A judge has given three Thorhild County officials at least two more months on the job after they were fired by the province last week.

Judge extends injunction against removal until May 13

An Edmonton judge extended an injunction against the removal of Thorhild councillors Larry Sisson (left), Reeve Dan Buryn (centre), Wayne Crosswell Friday. (Trevor Wilson/CBC)

A judge has given three Thorhild County officials at least two more months on the job after they were fired by the province last week. 

The Edmonton Court of Queen's Bench judge Friday extended an injunction against their removal to May 13, saying she needed more time.

"I know there's lots of interest at stake, so that's why I don't want to jump to a decision," said Justice Debbie Yungwirth.  

Last week, a 62-page inspection report outlining several examples of "irregular, improper and improvident" behaviour by the county council prompted Municipal Affairs Minister Danielle Larivee to remove Reeve Dan Buryn and councillors Larry Sisson and Wayne Crosswell from office.

The three men are pleased with the judge's decision. 

"It's obvious to the justice (Yungwirth) that there is some serious information that the courts need to hear," Buryn said. 

Larivee said last week her decision came after months of working with council, which ignored directives to "restore orderly, responsible government."

On Friday, Larivee said she stands by the decision to fire the three councillors. 

"Our government has a duty to ensure the Municipal Government Act is being followed, so trust and integrity can be maintained at the local level," she said in a written statement. "I remain confident that I made the right decision to ensure that the residents of Thorhild are served by an orderly, accountable, and professional government."

Lawyer Debbie Bishop argued in court the dismissals came as a complete surprise because two weeks before they were fired, they had received from the minister a letter praising them on making so much progress on the changes she demanded.

"They're very perplexed on what's happened here," Bishop said. "The last letter says you're doing a great job."
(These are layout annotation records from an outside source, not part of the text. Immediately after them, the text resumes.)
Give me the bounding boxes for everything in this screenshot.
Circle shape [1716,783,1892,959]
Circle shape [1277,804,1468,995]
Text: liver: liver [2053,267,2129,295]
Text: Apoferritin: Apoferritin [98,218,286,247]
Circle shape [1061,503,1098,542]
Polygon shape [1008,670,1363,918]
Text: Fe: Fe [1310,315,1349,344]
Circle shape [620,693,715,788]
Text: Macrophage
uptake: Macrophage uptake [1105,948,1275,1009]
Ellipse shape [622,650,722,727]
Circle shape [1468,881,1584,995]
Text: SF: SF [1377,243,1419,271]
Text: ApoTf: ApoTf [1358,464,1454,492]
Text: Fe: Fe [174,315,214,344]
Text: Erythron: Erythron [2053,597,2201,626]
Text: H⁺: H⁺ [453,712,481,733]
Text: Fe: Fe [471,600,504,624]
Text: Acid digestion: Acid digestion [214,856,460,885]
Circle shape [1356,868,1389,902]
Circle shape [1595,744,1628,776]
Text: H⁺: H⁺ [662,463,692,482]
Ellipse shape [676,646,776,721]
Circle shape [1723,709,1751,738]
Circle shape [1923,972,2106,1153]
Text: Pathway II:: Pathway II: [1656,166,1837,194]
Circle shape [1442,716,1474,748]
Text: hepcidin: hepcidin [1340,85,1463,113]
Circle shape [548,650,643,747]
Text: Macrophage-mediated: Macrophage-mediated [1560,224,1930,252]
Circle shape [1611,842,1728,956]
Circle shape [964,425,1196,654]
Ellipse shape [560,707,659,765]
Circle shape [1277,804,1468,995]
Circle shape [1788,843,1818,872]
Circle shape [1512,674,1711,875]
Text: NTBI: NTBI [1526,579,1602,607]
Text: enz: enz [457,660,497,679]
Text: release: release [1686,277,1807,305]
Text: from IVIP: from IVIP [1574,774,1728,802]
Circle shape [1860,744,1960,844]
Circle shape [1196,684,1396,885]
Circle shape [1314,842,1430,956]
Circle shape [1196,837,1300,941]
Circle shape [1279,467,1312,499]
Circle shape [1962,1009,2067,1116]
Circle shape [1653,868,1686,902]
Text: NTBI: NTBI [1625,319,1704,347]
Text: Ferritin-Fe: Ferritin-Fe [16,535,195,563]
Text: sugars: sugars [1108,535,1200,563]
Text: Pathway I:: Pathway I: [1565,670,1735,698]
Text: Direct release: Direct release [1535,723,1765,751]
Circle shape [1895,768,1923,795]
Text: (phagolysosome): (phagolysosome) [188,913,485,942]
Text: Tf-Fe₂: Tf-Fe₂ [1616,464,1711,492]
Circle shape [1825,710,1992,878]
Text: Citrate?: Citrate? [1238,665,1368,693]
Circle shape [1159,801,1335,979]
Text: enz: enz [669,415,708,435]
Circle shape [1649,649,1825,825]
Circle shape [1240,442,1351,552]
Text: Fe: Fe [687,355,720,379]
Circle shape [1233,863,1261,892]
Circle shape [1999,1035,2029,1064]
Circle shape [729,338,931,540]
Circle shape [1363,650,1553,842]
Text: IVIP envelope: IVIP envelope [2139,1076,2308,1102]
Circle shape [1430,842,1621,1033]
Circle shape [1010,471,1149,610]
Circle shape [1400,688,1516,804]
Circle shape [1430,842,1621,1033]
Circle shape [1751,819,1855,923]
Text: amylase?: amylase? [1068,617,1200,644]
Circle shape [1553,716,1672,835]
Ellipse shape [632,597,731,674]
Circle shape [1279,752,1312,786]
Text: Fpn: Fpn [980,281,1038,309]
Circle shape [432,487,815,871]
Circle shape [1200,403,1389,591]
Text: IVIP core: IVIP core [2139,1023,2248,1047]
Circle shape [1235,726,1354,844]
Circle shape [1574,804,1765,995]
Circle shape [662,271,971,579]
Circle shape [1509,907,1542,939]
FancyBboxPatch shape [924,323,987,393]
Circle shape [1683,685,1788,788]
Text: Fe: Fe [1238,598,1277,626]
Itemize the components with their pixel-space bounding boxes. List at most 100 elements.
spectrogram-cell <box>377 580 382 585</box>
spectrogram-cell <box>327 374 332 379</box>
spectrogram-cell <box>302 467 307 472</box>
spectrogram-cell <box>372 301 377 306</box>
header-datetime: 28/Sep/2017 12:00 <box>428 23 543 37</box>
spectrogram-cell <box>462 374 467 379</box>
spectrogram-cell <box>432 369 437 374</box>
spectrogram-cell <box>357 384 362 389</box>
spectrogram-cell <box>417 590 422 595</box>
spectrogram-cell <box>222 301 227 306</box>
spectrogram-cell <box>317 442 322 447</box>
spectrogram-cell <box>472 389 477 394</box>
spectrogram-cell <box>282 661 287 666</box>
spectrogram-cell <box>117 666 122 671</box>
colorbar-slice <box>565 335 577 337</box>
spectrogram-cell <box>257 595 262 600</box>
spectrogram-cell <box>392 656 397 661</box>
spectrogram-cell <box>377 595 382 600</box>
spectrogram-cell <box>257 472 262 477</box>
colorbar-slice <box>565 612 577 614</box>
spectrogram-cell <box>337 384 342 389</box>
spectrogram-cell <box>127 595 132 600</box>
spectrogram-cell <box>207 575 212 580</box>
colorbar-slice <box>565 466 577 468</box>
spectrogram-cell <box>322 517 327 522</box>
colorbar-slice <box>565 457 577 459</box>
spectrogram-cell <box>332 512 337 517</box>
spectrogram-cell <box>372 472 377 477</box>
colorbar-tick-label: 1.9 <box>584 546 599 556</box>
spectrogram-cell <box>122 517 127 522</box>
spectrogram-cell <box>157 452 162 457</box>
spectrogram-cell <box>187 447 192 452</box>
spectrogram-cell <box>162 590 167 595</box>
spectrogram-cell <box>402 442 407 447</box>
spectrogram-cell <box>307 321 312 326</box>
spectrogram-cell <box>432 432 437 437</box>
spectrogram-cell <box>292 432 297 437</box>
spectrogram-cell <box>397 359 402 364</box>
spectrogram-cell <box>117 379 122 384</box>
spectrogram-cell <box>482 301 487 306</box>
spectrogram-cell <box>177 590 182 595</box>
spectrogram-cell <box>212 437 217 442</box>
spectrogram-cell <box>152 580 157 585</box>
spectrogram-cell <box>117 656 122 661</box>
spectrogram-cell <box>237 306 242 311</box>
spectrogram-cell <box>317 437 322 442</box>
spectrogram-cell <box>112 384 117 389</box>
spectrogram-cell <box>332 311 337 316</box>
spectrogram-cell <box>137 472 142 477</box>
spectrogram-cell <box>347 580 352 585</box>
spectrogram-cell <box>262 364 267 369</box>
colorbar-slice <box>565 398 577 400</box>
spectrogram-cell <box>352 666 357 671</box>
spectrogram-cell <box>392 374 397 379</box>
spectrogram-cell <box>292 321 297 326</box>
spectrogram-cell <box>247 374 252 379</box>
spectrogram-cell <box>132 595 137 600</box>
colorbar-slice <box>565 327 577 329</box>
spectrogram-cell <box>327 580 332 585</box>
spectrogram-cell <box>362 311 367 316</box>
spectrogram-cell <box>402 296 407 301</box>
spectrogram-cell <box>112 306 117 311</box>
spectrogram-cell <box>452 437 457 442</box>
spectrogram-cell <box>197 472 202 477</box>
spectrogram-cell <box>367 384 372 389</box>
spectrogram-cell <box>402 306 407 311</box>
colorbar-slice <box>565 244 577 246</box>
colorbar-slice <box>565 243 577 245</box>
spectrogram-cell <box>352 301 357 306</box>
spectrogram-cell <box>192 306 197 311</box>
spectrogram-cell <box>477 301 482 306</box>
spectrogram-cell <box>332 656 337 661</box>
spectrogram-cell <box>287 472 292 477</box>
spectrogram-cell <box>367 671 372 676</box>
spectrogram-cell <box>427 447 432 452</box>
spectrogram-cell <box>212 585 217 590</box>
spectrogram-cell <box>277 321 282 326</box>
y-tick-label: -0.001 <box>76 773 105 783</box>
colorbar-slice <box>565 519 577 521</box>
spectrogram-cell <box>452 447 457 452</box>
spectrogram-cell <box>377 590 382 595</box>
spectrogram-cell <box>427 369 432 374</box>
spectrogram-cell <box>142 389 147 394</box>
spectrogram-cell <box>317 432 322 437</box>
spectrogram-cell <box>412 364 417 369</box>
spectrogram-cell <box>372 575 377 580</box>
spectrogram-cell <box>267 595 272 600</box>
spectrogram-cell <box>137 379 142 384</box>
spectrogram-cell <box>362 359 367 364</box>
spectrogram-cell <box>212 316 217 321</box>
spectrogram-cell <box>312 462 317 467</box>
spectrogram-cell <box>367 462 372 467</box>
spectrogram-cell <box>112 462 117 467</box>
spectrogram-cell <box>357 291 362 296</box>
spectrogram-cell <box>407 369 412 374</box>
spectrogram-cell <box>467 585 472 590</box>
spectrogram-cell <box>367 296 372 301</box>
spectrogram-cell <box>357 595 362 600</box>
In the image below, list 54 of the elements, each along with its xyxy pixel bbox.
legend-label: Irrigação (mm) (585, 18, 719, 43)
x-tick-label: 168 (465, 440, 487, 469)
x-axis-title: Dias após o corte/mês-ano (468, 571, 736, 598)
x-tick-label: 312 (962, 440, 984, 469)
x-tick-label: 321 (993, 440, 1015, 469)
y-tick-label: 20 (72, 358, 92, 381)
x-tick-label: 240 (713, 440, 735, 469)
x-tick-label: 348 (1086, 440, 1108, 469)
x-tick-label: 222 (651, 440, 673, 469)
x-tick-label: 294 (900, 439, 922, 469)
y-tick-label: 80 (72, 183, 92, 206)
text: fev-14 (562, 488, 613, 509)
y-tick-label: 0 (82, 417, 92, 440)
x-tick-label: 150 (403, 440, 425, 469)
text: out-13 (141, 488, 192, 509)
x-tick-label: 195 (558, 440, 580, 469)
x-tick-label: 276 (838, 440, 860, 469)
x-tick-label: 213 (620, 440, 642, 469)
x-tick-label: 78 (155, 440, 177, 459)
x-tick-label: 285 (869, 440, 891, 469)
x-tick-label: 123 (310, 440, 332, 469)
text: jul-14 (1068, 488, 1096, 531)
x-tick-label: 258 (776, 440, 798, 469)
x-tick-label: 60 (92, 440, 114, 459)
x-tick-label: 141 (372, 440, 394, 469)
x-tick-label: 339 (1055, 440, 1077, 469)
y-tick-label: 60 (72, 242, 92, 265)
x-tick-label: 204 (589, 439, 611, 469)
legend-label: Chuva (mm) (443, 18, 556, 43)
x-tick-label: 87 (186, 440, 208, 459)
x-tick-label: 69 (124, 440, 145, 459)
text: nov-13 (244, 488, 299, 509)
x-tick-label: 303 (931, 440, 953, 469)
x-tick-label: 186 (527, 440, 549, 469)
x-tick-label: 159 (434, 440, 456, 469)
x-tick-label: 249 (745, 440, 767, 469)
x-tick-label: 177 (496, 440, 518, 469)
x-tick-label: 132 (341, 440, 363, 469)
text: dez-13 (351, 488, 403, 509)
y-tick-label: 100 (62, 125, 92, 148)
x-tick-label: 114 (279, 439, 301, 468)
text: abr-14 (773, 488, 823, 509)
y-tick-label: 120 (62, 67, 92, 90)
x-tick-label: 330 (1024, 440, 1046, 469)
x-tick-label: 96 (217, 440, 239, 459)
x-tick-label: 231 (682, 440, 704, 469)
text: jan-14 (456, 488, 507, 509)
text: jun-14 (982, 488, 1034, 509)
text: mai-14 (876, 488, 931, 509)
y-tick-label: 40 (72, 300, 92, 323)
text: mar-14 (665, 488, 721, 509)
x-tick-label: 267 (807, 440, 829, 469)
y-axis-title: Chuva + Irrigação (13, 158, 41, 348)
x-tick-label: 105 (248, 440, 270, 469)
Bishop claims the minister acted outside her authority in dismissing the councillors.

Municipal Affairs lawyer Bill Olthuis said: "You've heard one version of the story.  There's another version. The minister isn't just doing this for no reason."

Inspection report was 'rigged'

Outside court, Buryn, Sisson and Crosswell claimed they are victims of a witch hunt that was started by the previous Progressive Conservative government and former PC MLA Jeff Johnson, who represented the Thorhild area.

Crosswell claims Johnson didn't like him, Buryn and Sisson, and sided with the former reeve and council members, as well as the people who started the petition that prompted the inspection. 

"My belief is that this whole inspection report was rigged, the MLA was against us," Crosswell said. 

"Municipal Affairs can manipulate the political climate in every municipality if they so choose through this inspection process," Buryn said.

Buryn said he believes Larivee is being led by civil servants in her department that are sympathetic to the previous government. 

"The minister is embracing a PC bureaucracy that has no loyalty to her," he said. 

The previous PC government ordered the inspection report after a petition circulated by county residents collected 800 names. 

The day after Larivee dismissed the council members, a temporary injunction was granted staying the ministerial order and allowing the three councillors to return to work.

On Thursday, about 50 people rallied in support of the three officials in the hamlet of Thorhild, about 85 km north of Edmonton.

Sisson  said the legal battle is costing thousands of dollars but it's worth it. 

"Justice has to prevail. The truth has to come out. Whatever it costs, I guess, to get the truth. That's what we need."